Le 25 mai de cette annee, le « Grand St Antoine » commande par le capitaine Jean Baptiste Chataud accoste dans le port de Marseille pour decharger son chargement d'etoffes en provenance de Syrie.
A son bord plusieurs hommes sont decedes. Nul doute qu'ils sont morts de la peste apres avoir ete piques par des puces se trouvant dans les tissus.
Selon la procedure etablie, le bateau aurait du etre mis en quarantaine et sa cargaison aurait du rester a bord. Cependant ses proprietaires jouent de leur influence pour que la quarantaine soit allegee et que les marins puissent etre simplement places au lazaret, servant de dispensaire. Ils ne veulent pas perdre de benefice et veulent ecouler les marchandises a la foire de Beaucaire.

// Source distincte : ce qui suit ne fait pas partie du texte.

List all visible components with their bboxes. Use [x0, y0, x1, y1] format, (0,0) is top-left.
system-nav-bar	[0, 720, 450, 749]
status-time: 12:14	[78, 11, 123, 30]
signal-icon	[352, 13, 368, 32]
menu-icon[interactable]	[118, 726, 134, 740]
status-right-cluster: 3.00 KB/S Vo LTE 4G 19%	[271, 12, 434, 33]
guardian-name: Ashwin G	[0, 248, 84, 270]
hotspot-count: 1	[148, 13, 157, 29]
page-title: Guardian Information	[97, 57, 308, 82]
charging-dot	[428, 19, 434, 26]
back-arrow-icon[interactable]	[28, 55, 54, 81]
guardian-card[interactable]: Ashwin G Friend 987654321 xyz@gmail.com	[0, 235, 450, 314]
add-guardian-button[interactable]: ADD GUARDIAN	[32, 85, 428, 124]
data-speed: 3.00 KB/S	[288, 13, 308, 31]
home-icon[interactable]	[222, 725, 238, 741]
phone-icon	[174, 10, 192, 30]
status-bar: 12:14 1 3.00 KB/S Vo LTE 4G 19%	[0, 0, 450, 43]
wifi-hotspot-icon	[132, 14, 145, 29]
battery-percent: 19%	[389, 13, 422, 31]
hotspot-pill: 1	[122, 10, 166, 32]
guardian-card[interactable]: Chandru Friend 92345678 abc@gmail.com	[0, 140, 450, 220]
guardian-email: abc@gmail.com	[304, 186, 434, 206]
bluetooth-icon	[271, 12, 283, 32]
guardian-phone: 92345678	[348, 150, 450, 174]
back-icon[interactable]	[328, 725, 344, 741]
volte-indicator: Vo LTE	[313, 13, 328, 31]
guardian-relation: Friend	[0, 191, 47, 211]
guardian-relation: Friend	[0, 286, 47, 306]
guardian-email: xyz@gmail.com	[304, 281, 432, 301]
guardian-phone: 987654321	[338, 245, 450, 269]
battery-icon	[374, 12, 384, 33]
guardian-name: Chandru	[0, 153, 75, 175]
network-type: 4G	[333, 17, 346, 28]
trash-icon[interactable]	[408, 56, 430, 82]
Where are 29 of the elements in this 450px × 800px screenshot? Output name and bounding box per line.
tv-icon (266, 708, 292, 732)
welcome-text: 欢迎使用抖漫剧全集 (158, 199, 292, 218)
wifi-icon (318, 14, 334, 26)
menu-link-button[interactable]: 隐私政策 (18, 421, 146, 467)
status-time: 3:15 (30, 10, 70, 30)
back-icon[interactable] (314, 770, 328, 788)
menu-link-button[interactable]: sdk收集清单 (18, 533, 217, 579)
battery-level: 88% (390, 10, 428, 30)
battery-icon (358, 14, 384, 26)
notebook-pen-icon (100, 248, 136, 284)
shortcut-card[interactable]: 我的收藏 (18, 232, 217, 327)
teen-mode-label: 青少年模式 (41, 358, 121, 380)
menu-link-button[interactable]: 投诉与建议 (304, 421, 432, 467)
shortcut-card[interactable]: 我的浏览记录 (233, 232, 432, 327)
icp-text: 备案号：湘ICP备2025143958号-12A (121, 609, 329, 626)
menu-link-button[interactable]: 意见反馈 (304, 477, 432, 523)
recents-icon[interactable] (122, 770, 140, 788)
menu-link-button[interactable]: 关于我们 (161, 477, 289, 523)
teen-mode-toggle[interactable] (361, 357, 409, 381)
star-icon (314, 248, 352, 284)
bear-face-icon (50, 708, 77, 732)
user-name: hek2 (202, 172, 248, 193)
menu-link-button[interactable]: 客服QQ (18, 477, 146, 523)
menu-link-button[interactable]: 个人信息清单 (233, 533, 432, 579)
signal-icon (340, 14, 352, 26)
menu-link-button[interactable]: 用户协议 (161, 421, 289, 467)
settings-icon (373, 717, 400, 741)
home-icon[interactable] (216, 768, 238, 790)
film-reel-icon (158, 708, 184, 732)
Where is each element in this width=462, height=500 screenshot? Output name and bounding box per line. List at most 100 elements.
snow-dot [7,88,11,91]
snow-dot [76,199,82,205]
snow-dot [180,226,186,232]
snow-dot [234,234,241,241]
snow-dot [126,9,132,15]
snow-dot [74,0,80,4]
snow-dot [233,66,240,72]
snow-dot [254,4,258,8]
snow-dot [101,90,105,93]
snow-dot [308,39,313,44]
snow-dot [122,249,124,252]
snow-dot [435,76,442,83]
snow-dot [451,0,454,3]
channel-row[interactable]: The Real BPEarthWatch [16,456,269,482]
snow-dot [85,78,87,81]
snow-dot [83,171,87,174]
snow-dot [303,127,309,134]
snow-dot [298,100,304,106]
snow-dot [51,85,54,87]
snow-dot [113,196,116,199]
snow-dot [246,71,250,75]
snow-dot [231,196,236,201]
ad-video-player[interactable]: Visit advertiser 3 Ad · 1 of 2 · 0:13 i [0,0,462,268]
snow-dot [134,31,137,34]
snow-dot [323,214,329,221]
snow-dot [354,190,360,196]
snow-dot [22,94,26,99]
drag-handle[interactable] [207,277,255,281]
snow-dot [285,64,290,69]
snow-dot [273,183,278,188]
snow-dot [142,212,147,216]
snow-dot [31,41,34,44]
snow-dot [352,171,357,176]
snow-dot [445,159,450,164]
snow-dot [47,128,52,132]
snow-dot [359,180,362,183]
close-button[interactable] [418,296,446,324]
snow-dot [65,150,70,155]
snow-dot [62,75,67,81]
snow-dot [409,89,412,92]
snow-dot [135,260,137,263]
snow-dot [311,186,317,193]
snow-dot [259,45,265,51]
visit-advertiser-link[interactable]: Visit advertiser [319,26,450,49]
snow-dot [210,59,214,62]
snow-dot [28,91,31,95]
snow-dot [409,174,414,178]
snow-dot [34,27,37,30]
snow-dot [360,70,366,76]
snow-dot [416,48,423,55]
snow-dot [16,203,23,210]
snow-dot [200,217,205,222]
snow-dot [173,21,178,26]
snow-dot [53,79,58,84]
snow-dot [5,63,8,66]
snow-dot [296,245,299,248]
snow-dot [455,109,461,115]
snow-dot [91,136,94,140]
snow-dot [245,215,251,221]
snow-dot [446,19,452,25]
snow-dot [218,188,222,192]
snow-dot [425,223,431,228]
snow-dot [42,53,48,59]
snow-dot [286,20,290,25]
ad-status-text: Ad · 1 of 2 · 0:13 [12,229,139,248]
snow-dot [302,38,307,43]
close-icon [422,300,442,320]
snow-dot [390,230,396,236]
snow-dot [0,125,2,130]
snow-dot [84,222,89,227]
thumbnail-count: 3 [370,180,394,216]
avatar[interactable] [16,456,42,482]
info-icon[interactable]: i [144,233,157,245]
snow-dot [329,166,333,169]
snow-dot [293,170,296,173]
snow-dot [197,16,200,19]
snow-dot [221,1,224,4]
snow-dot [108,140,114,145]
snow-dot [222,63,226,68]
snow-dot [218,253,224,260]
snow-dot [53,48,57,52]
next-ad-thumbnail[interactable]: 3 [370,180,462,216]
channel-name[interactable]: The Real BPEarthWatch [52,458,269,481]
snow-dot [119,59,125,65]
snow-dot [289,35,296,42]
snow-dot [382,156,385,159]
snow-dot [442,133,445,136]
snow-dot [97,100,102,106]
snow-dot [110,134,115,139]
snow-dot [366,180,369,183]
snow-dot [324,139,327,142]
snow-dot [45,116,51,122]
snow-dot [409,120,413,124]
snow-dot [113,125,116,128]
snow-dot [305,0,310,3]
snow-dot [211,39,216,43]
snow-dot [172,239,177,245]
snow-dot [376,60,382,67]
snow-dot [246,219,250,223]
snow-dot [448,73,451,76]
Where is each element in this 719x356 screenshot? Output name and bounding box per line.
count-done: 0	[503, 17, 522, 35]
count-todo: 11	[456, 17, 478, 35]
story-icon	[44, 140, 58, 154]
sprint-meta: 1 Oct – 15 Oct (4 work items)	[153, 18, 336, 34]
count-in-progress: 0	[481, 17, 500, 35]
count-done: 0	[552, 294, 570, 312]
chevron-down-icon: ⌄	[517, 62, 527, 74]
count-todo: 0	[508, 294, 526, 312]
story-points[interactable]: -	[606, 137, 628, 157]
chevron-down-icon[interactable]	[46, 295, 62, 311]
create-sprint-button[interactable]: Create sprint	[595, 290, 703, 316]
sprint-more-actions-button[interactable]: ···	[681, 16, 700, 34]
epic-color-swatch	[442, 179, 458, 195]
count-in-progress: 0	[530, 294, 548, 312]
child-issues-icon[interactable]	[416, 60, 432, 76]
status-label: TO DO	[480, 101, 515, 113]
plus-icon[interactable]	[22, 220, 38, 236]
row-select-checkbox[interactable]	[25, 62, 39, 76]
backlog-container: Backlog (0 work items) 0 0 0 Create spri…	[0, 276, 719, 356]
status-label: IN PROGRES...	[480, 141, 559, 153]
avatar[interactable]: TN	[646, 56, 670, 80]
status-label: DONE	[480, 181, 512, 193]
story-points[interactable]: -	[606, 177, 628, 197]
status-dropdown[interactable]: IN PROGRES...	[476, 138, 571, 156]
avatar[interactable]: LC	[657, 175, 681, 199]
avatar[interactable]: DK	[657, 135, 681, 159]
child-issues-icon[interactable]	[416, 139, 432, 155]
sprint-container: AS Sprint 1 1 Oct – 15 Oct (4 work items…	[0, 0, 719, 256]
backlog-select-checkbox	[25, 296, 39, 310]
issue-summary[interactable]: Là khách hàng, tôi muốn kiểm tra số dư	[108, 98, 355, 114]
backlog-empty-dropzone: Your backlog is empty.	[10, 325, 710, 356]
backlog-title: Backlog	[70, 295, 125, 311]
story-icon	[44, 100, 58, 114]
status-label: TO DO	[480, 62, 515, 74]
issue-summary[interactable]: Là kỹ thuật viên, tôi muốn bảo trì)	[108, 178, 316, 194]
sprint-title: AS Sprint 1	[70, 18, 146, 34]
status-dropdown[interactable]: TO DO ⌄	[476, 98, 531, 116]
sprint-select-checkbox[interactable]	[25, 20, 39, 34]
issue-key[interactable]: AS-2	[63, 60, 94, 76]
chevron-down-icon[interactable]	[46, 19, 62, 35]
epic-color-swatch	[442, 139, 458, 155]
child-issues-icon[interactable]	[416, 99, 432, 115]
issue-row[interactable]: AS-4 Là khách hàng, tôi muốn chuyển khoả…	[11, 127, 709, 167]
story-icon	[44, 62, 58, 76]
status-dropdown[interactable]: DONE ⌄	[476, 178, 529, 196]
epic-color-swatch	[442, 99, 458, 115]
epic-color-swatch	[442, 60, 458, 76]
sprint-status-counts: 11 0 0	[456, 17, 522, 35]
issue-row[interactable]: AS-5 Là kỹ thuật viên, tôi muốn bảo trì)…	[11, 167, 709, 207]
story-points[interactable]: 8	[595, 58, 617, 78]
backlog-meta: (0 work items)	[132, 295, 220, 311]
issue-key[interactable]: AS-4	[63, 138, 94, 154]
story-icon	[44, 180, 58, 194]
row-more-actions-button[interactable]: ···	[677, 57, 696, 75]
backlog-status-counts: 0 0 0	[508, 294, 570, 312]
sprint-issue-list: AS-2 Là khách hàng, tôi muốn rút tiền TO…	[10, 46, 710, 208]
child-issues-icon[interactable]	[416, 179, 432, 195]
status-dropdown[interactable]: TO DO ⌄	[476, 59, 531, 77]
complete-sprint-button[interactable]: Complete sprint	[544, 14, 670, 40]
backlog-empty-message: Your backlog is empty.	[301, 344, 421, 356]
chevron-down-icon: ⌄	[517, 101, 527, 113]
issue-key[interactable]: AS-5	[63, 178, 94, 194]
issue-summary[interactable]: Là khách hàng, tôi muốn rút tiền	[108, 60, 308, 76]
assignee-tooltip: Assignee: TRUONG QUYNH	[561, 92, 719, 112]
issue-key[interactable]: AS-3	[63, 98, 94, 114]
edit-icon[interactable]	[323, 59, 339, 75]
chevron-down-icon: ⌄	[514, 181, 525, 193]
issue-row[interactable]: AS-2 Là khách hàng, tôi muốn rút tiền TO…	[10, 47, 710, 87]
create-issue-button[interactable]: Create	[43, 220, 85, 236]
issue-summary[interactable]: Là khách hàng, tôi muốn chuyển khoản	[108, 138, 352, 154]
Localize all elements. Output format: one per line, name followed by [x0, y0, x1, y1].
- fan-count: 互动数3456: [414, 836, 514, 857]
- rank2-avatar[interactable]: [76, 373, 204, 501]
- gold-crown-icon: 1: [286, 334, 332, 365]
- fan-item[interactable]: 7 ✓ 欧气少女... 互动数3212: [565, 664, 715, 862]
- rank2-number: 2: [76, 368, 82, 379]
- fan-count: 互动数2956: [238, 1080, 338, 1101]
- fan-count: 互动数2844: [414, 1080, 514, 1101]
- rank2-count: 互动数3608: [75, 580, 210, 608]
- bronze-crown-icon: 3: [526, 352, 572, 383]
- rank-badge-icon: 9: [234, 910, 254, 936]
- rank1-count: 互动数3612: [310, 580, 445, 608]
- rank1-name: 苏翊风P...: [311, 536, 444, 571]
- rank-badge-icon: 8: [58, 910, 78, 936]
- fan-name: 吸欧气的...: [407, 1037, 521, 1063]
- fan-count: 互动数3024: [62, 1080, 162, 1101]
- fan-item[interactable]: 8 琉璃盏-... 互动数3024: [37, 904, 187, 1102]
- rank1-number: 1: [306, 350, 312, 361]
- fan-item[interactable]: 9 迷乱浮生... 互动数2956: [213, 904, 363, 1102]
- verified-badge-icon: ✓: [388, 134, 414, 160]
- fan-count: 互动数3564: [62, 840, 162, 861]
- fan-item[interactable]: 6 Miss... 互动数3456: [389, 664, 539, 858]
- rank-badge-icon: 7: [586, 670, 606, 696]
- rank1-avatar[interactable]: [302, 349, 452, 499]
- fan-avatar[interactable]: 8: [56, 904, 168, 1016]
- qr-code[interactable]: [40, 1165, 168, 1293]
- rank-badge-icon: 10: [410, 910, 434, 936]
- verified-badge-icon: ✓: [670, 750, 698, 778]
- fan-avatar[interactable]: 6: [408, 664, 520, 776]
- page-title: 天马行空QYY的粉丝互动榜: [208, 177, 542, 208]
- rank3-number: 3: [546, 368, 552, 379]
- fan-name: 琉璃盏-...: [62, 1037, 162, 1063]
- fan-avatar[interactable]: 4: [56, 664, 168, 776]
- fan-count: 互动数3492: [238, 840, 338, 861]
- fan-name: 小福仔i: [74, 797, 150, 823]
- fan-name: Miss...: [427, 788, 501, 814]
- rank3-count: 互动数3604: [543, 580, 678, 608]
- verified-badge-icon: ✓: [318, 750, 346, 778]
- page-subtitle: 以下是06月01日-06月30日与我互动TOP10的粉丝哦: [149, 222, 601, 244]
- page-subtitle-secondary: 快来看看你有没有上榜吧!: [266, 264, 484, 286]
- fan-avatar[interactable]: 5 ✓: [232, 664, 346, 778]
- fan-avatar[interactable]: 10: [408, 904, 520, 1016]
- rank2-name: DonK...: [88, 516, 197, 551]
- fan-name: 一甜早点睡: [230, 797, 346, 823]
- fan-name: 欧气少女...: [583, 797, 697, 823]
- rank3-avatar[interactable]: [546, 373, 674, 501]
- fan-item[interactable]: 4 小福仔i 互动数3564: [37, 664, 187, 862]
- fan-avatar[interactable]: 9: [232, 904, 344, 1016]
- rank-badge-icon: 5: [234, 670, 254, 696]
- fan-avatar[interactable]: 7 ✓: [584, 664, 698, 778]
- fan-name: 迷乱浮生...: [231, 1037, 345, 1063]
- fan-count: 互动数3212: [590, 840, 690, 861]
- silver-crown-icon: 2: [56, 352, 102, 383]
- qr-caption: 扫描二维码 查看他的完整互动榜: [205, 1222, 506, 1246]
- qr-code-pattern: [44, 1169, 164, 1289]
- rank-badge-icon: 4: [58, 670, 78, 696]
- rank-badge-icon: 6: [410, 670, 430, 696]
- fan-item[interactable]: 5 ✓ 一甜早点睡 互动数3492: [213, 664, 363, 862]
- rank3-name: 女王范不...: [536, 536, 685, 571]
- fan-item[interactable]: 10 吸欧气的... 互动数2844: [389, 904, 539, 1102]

Certains marins parviennent a ecouler des tissus de contrebande infestes egalement de puces et d'autres font porter leur linge aux lavandieres.
Le 20 juin, Marie Duflan, une lavandiere meurt. Elle presente les symptomes de la peste bubonique mais les medecins ne les reconnaissent pas. Dans la semaine qui suite plusieurs de ses voisins decedent de la meme maniere.
Il faut attendre le 9 juillet pour qu'enfin deux medecins diagnostiquent le fleau. Ils avertissent aussitot les autorites mais celles-ci minimisent l'importance de l'epidemie, craignant de ralentir le trafic portuaire.
L'epidemie va des lors gonfler a toute allure. Au mois d'août on compte plusieurs centaines de morts par jour.
Finalement en septembre, la ville est bouclee mais le mal est fait et des malades meurent de la peste dans tout le Languedoc et la Provence. Dans le Vaucluse, un mur est construit pour juguler l'epidemie.
Fin octobre, le taux de mortalite baisse enfin mais Marseille a ete decimee. 40 000 victimes auxquelles il faut ajouter pres de 100 000 morts hors de la ville ont paye pour la negligence et la cupidite de quelques riches marchands.